CECS seminar with Visiting Researcher N. Sarah Schirmer

Room: 6B.4.04 - 13:30-14:30

Social services of general interest (SSGI) in small states – Liechtenstein as an example

The World Bank defines small states as having a population of 1.5 million or less. Small states often lack (human, territorial, economical) resources. The discussion about providing social services of general interest (SSGI) therefore not only concerns the question of privatisation or re-communalisation but also of offering the service at stake at all. Should a small state have a hospital, a psychiatry or child-care services? Compared to other small states, Liechtenstein does not lack economic resources, it is not an island and there is no language barrier with regard to its neighbouring countries Switzerland and Austria. Therefore, Liechtenstein’s citizens could – in theory – easily have access to SSGI’s in those countries and do have in practise. In Liechtenstein itself, SSGI’s are manly provided by private undertakings and only a few by the state or public undertakings. What are the legal boundaries of the state regarding the mandating and financing of SSGI’s provided for by (foreign) private undertakings? Being a member of the European Economic Area (EEA), Liechtenstein is not only bound by its national law but also must respect European law to answer this question.

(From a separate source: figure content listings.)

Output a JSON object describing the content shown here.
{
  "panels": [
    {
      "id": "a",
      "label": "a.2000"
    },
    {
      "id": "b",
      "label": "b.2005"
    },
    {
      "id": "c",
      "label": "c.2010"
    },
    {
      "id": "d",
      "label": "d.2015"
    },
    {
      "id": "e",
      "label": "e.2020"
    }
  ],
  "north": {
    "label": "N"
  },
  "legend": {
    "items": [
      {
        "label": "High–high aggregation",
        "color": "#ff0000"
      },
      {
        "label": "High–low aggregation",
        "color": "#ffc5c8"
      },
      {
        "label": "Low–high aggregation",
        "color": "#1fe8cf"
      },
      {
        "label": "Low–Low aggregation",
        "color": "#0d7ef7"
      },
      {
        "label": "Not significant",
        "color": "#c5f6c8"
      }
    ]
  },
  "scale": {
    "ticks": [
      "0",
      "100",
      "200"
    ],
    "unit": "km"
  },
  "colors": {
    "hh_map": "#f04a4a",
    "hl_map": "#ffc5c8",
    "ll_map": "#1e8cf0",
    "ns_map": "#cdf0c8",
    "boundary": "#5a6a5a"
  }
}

N. Sarah Schirmer is a PhD candidate at the law faculty of the University of Zürich in Switzerland. She works for the research project “Duties of the state in small states – a comparative analysis for Liechtenstein” at the Liechtenstein-Institute in Bendern. Her research focuses on EU-/EEA-state aid and public procurement law. Before joining the staff of the Liechtenstein-Institute, N. Sarah Schirmer has been employed at the Swiss Federal Office for Construction and Logistics and then the Swiss Federal Roads Office.

N. Sarah Schirmer will be staying at the Centre for European and Comparative Legal Studies CECS for 8 weeks under the supervision of Professor Ulla Neergaard.

All interested parties are welcome. Registration is not necessary.